W końcu kto zrozumie lepiej inną osobę z zaburzeniami. 

Ja postanowiłem zrobić coś bardziej odjechanego. 

Prowadzę szkołę dla psów. 



Teraz... Teraz stoję przy morzu patrząc jak słońce zachodzi, by za kilka godzin znów rozwiać mrok, który obejmie ten obszar. 

Każdy wschód i zachód kojarzy mi się z nim.

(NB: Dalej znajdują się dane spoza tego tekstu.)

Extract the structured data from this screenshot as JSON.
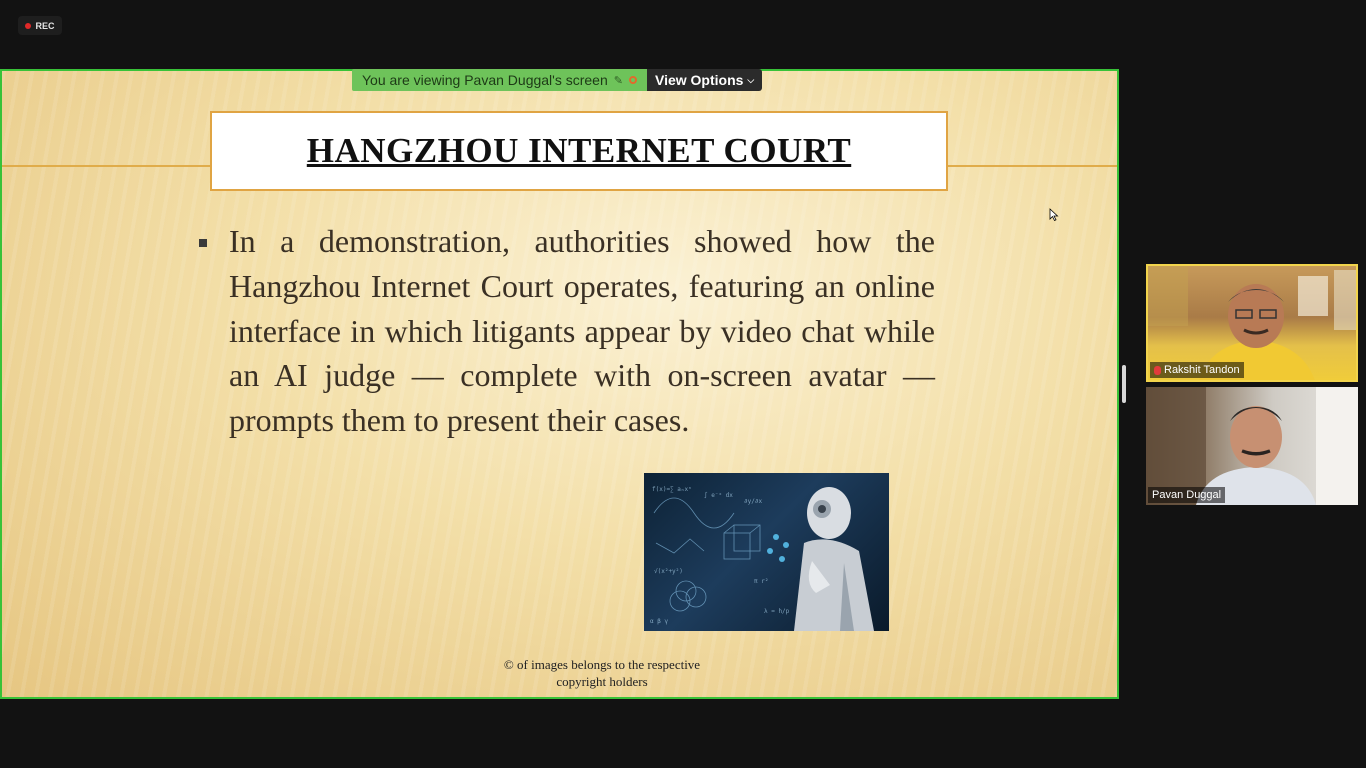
{
  "recording": {
    "label": "REC"
  },
  "screen_share": {
    "banner_text": "You are viewing Pavan Duggal's screen",
    "view_options_label": "View Options",
    "colors": {
      "banner": "#6ec35a",
      "share_border": "#38c238"
    }
  },
  "slide": {
    "title": "HANGZHOU INTERNET COURT",
    "bullet": "In a demonstration, authorities showed how the Hangzhou Internet Court operates, featuring an online interface in which litigants appear by video chat while an AI judge — complete with on-screen avatar — prompts them to present their cases.",
    "image_alt": "AI robot thinking in front of equations",
    "copyright_line1": "© of images belongs to the respective",
    "copyright_line2": "copyright holders"
  },
  "participants": [
    {
      "name": "Rakshit Tandon",
      "muted": true,
      "active_speaker": true
    },
    {
      "name": "Pavan Duggal",
      "muted": false,
      "active_speaker": false
    }
  ],
  "icons": {
    "recording": "record-dot-icon",
    "banner_pin": "pin-icon",
    "banner_stop": "stop-share-icon",
    "dropdown": "chevron-down-icon",
    "cursor": "mouse-cursor-icon",
    "mic_muted": "mic-muted-icon"
  }
}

Z Tyjo. 

Każde kolejne załamanie przechodzi lepiej. 

Z każdym kolejnym dołem zmienia go w górę, która go umacnia.

Słońce zmienia barwę na jeszcze bardziej ciepłą. 

Czuję jego ciepłe dłonie na moich ramionach i oddaje się pokusie wtulenia się w jego nagi tors.

-Miałem nie dożyć 20 urodzin...- Szepnął.

Odwracam się do niego. Przytulam go jeszcze mocniej, jakby miał za chwilę znowu się rozpaść. 

-Wszystkiego najlepszego w 22 urodziny kochanie....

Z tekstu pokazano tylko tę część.